Social music and discovery services are a mess, frankly. Some of them have terrible user interfaces, and others are slowly becoming the victim of poorly conceived business models (many of which relied too heavily on advertising strategies that have yet to bear fruit) and ill-fated licensing agreements with the major labels. Still others, in striving to get a leg up on competitors, veered into editorial curation-- exclusive album-listening debuts , promotions and tie-ins, and the like. That can make for a whole lot of clutter.

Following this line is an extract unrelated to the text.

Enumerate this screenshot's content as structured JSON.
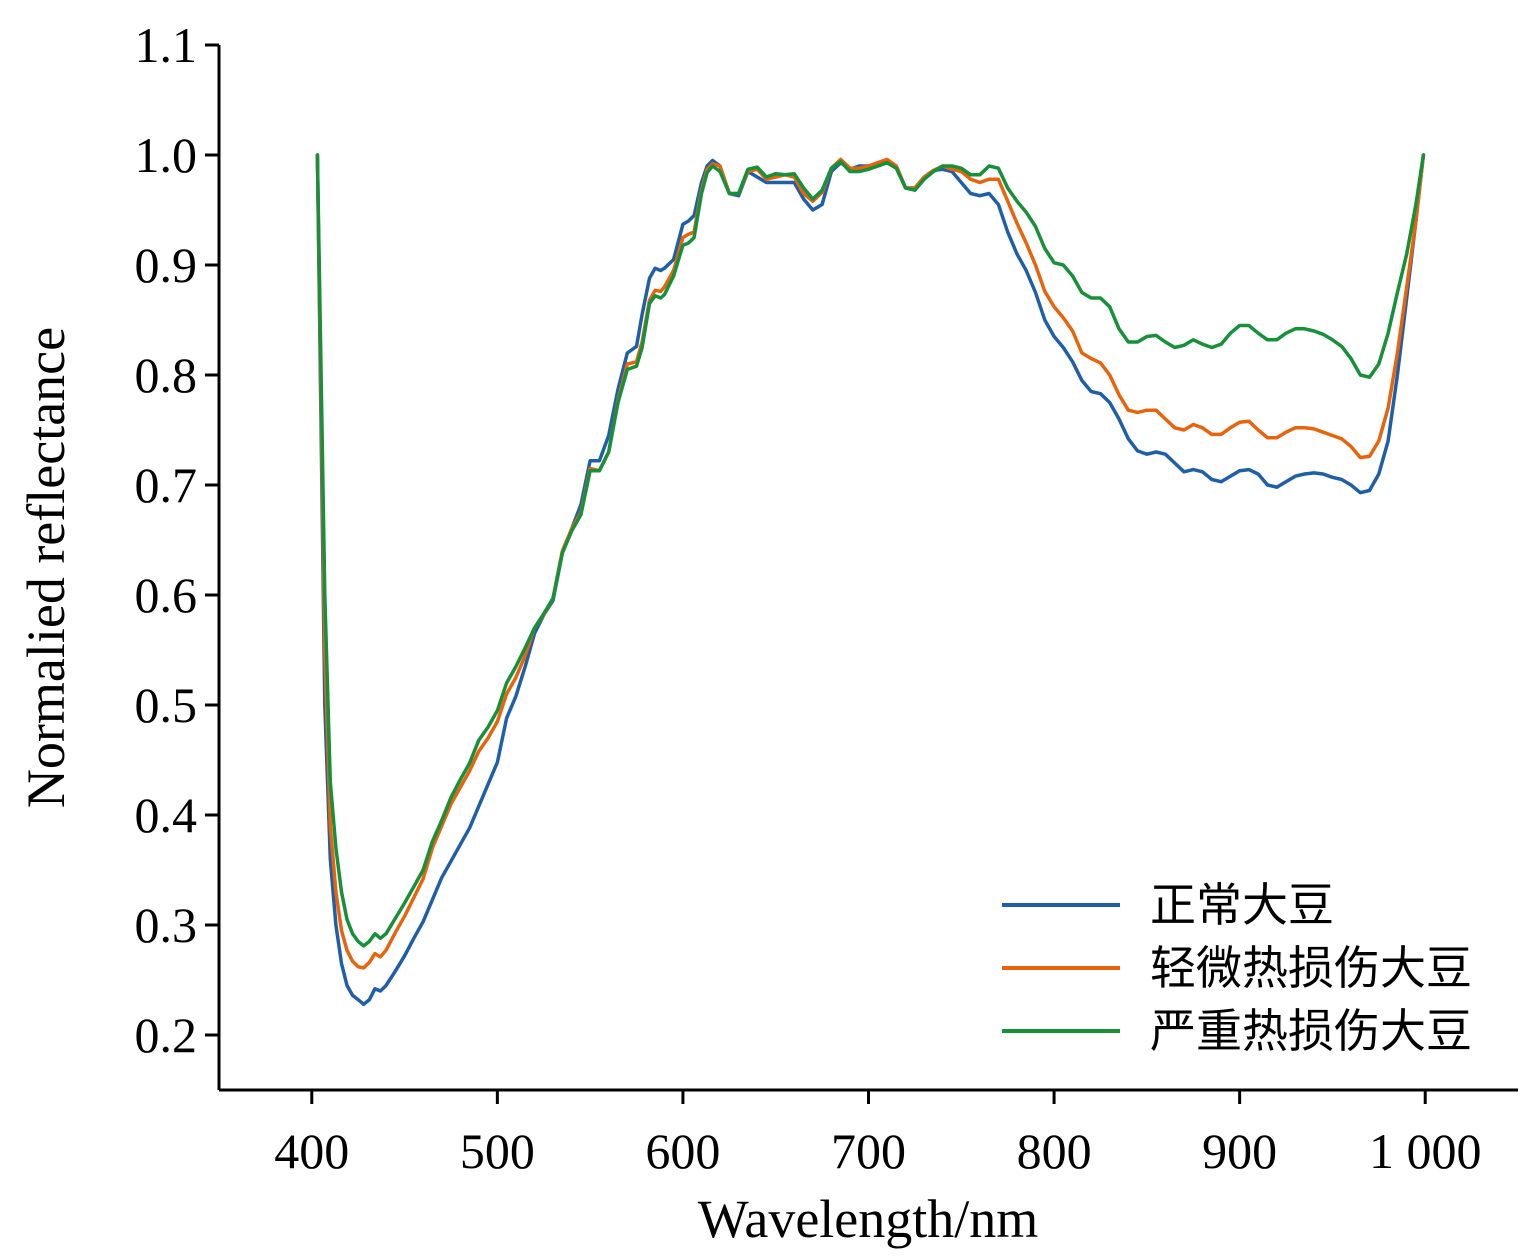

Then along came my Spotify invite, and everything changed. The service makes no attempts on the surface to be an "influencer" in and of itself, instead just offering access to full-length streams of just about any song. That's daunting at first. When you first load up Spotify, you're greeted with basic top-music charts that are notably uninspiring (Black Eyed Peas? Kings of Leon?) and searches don't bring you anything other than, well, what you searched for. Social-networking features like Facebook and Twitter sharing are sparse and well-hidden. If you don't know where to look, it can be a little bit dull.

Instead, the "discovery" process is left up to third parties. Create a playlist on Spotify, and you can assign it an HTML address so that when people click on it (assuming they have Spotify accounts) the playlist will open right up. A popular U.K. music blog called Drowned in Sound has a feature called "Spotifridays," where a selection of popular music from that week is packaged into a Spotify playlist, eliminating the need to click around through various Web browsers and streaming-music embeds. A friend sent me a link to Drowned in Sound's playlist of top songs of the first half of 2009. I was set for the next 7.6 hours.

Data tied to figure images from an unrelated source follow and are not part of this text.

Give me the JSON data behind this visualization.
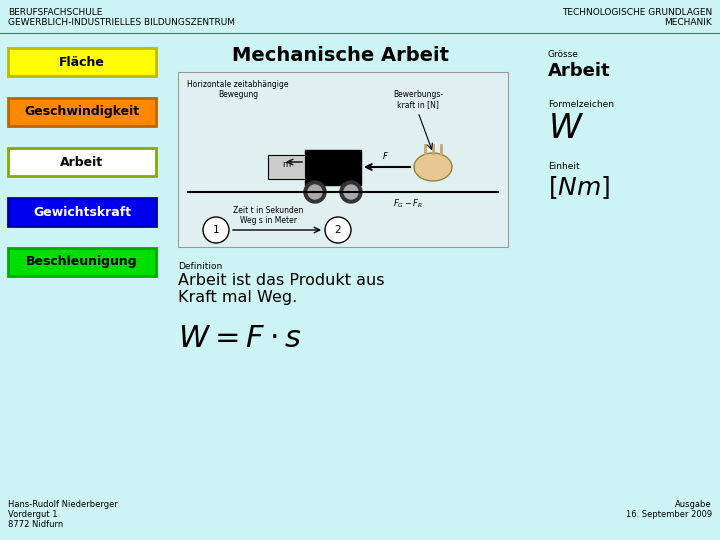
{
  "bg_color": "#cdf4f4",
  "title_left_line1": "BERUFSFACHSCHULE",
  "title_left_line2": "GEWERBLICH-INDUSTRIELLES BILDUNGSZENTRUM",
  "title_right_line1": "TECHNOLOGISCHE GRUNDLAGEN",
  "title_right_line2": "MECHANIK",
  "main_title": "Mechanische Arbeit",
  "sidebar_buttons": [
    {
      "label": "Fläche",
      "bg": "#ffff00",
      "fg": "#000000",
      "border": "#bbbb00"
    },
    {
      "label": "Geschwindigkeit",
      "bg": "#ff8800",
      "fg": "#000000",
      "border": "#bb6600"
    },
    {
      "label": "Arbeit",
      "bg": "#ffffff",
      "fg": "#000000",
      "border": "#88aa00"
    },
    {
      "label": "Gewichtskraft",
      "bg": "#0000ee",
      "fg": "#ffffff",
      "border": "#0000aa"
    },
    {
      "label": "Beschleunigung",
      "bg": "#00dd00",
      "fg": "#000000",
      "border": "#00aa00"
    }
  ],
  "right_panel_groesse_label": "Grösse",
  "right_panel_groesse_value": "Arbeit",
  "right_panel_formelzeichen_label": "Formelzeichen",
  "right_panel_einheit_label": "Einheit",
  "definition_label": "Definition",
  "definition_text": "Arbeit ist das Produkt aus\nKraft mal Weg.",
  "footer_left_line1": "Hans-Rudolf Niederberger",
  "footer_left_line2": "Vordergut 1",
  "footer_left_line3": "8772 Nidfurn",
  "footer_right_line1": "Ausgabe",
  "footer_right_line2": "16. September 2009"
}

Then, this happened: My Amazon MP3 bill started escalating as my "shopping cart" filled up with songs from bands I'd never heard of before, like the Veils, Let's Wrestle, and the Big Pink. The no-brainer Spotify platform, and how easy it is for anyone to use it to create playlists and share them in a way that doesn't involve a single wacky embeddable widget, was making me buy music.

But Spotify's long-term prospects are still hazy. Its dual business models, monthly subscriptions (for ad-free accounts and access to its iPhone app ) and advertising for free accounts, have historically failed to hold up in the face of the micropayments-based iTunes. CEO Daniel Ek has even acknowledged that profits aren't flooding in yet and accused the labels of inflating licensing fees. The specter of SpiralFrog, another hyped free-music service that went down in flames earlier this year , is still in recent memory.

It's also unclear as to how the Spotify service, currently available in Sweden, Norway, the U.K., Finland, France, and Spain, will fare in the U.S. when it arrives here. Google's new music search feature , which is right now restricted to the States, may give a big advantage to competitors MySpace Music and Lala as search traffic is directed there. There's also the potential money drain: Government regulations over licensing fees nearly tanked Pandora last year. Digital music, you could say, is an industry with a lot of emotional baggage.

Generally, when there are glaring roadblocks in a new relationship, it's a red flag that you shouldn't get too attached. But this is one where I'm willing to fight to keep it alive. I hear there's a chance I'll be shut out of Spotify entirely in a few weeks unless I tweak my IP address somehow to fool the service into thinking I'm in one of its approved countries. Or unless I cough up the money for a premium subscription.

And I'd consider that. Money can't buy me love, but it could buy me Spotify. And right now they're sort of one and the same.